WASHINGTON: Shortly after returning to Earth from a nearly eight-month mission aboard the International Space Station on Friday, a Nasa astronaut was flown to a hospital with an unidentified medical issue.
Three other crew members, two Nasa astronauts and a Russian cosmonaut, had splashed down off the coast of Florida aboard SpaceX’s Crew Dragon capsule. Nasa did not name the astronaut for privacy reasons.
In the beginning, Nasa stated that the entire crew was transported to the medical center for additional evaluation out of an abundance of caution. However, the company did not specify whether all or a portion of the crew was experiencing problems.
Later, Nasa said that one of its astronauts had a medical problem and that the crew had been flown to a hospital in Pensacola, Florida, near where the spacecraft was about to splash down.
The space agency reported that the remaining three crew members have since left the hospital and returned to Houston.
In a statement, Nasa referred to the Ascension Sacred Heart Pensacola hospital, saying, “The one astronaut who remains at Ascension is in stable condition under observation as a precautionary measure.” The nature of the astronaut’s condition, according to the agency, will not be disclosed.
“Out of an abundance of caution, all crew members were flown to the facility together” for the additional evaluations, despite the crew’s standard medical examinations upon exiting the craft, Nasa stated.
Nasa, which is usually quiet about medical issues involving astronauts, declined to explain the crew’s condition or explain the excessive caution. A request for information regarding Grebenkin’s condition was not immediately responded to by the Russian space agency.
SpaceX keeps an armada of reusable shuttle and has traveled to the ISS multiple times. The only US option for Nasa astronaut trips to and from the ISS is the company owned by Elon Musk. Years of development issues have hampered Boeing’s Starliner, which was intended to serve as a second US flight.
The Crew-8 astronauts spent 235 days on the International Space Station (ISS), a science lab the size of a football field and 402 kilometers above Earth. This was more time than the typical six-month mission for an astronaut on the ISS. Additionally, it was SpaceX’s Crew Dragon’s longest mission to date, having launched in 2020.
Due to two hurricanes that passed through the southeast of the United States near Crew Dragon’s anticipated splashdown zones, the crew’s return had been delayed for weeks.

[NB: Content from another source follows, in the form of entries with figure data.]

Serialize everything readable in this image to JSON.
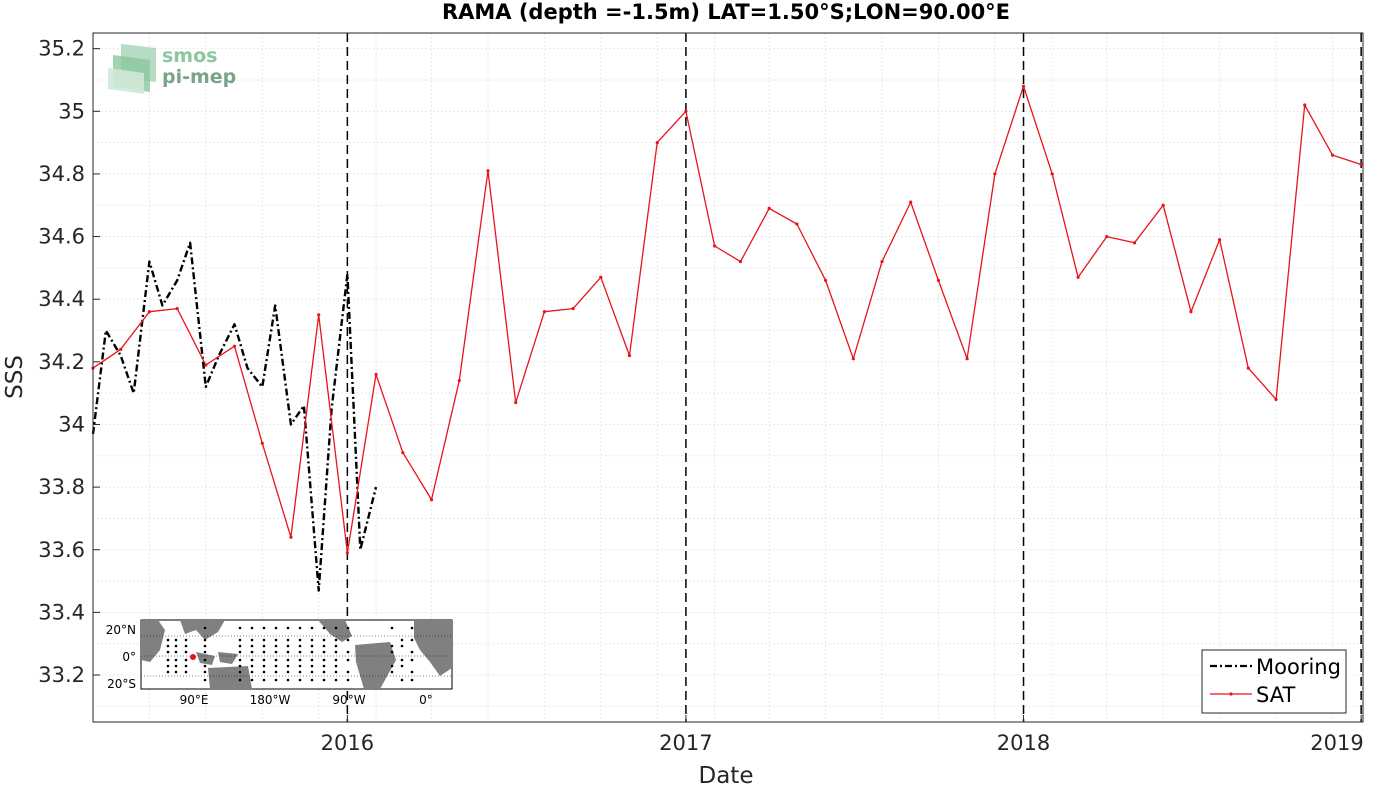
{
  "chart_data": {
    "type": "line",
    "title": "RAMA (depth =-1.5m) LAT=1.50°S;LON=90.00°E",
    "xlabel": "Date",
    "ylabel": "SSS",
    "xlim": [
      "2015-04-01",
      "2019-01-03"
    ],
    "ylim": [
      33.05,
      35.25
    ],
    "x_ticks": [
      "2016",
      "2017",
      "2018",
      "2019"
    ],
    "y_ticks": [
      33.2,
      33.4,
      33.6,
      33.8,
      34,
      34.2,
      34.4,
      34.6,
      34.8,
      35,
      35.2
    ],
    "grid": true,
    "year_markers": [
      "2016-01-01",
      "2017-01-01",
      "2018-01-01",
      "2019-01-01"
    ],
    "legend_position": "bottom-right",
    "series": [
      {
        "name": "Mooring",
        "color": "#000000",
        "line_style": "dash-dot",
        "x": [
          "2015-04-01",
          "2015-04-15",
          "2015-05-01",
          "2015-05-15",
          "2015-06-01",
          "2015-06-15",
          "2015-07-01",
          "2015-07-15",
          "2015-08-01",
          "2015-08-15",
          "2015-09-01",
          "2015-09-15",
          "2015-10-01",
          "2015-10-15",
          "2015-11-01",
          "2015-11-15",
          "2015-12-01",
          "2015-12-15",
          "2016-01-01",
          "2016-01-15",
          "2016-02-01"
        ],
        "y": [
          33.97,
          34.3,
          34.22,
          34.1,
          34.52,
          34.38,
          34.46,
          34.58,
          34.12,
          34.22,
          34.32,
          34.18,
          34.12,
          34.38,
          34.0,
          34.06,
          33.47,
          34.05,
          34.48,
          33.6,
          33.8
        ]
      },
      {
        "name": "SAT",
        "color": "#e8141c",
        "line_style": "solid-dot",
        "x": [
          "2015-04-01",
          "2015-05-01",
          "2015-06-01",
          "2015-07-01",
          "2015-08-01",
          "2015-09-01",
          "2015-10-01",
          "2015-11-01",
          "2015-12-01",
          "2016-01-01",
          "2016-02-01",
          "2016-03-01",
          "2016-04-01",
          "2016-05-01",
          "2016-06-01",
          "2016-07-01",
          "2016-08-01",
          "2016-09-01",
          "2016-10-01",
          "2016-11-01",
          "2016-12-01",
          "2017-01-01",
          "2017-02-01",
          "2017-03-01",
          "2017-04-01",
          "2017-05-01",
          "2017-06-01",
          "2017-07-01",
          "2017-08-01",
          "2017-09-01",
          "2017-10-01",
          "2017-11-01",
          "2017-12-01",
          "2018-01-01",
          "2018-02-01",
          "2018-03-01",
          "2018-04-01",
          "2018-05-01",
          "2018-06-01",
          "2018-07-01",
          "2018-08-01",
          "2018-09-01",
          "2018-10-01",
          "2018-11-01",
          "2018-12-01",
          "2019-01-01"
        ],
        "y": [
          34.18,
          34.24,
          34.36,
          34.37,
          34.19,
          34.25,
          33.94,
          33.64,
          34.35,
          33.59,
          34.16,
          33.91,
          33.76,
          34.14,
          34.81,
          34.07,
          34.36,
          34.37,
          34.47,
          34.22,
          34.9,
          35.0,
          34.57,
          34.52,
          34.69,
          34.64,
          34.46,
          34.21,
          34.52,
          34.71,
          34.46,
          34.21,
          34.8,
          35.08,
          34.8,
          34.47,
          34.6,
          34.58,
          34.7,
          34.36,
          34.59,
          34.18,
          34.08,
          35.02,
          34.86,
          34.83
        ]
      }
    ]
  },
  "legend": {
    "items": [
      {
        "label": "Mooring"
      },
      {
        "label": "SAT"
      }
    ]
  },
  "logo": {
    "line1": "smos",
    "line2": "pi-mep"
  },
  "inset_map": {
    "lat_labels": [
      "20°N",
      "0°",
      "20°S"
    ],
    "lon_labels": [
      "90°E",
      "180°W",
      "90°W",
      "0°"
    ]
  }
}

However, the Crew Dragon spacecraft successfully undocked from the ISS on Wednesday afternoon and reentered the atmosphere of Earth early on Friday morning, deploying its parachutes before crashing into the Gulf of Mexico.
A Nasa official said that “the crew is doing great” at a news briefing after the splashdown. He didn’t say anything about problems with the astronauts, but he did say that Crew Dragon’s parachute deployment had two problems.
According to Richard Jones, deputy manager of Nasa’s Commercial Crew Program, Crew Dragon’s initial set of braking parachutes experienced some “debris strikes,” and one of the four parachutes in a subsequent set took longer to unfold than anticipated.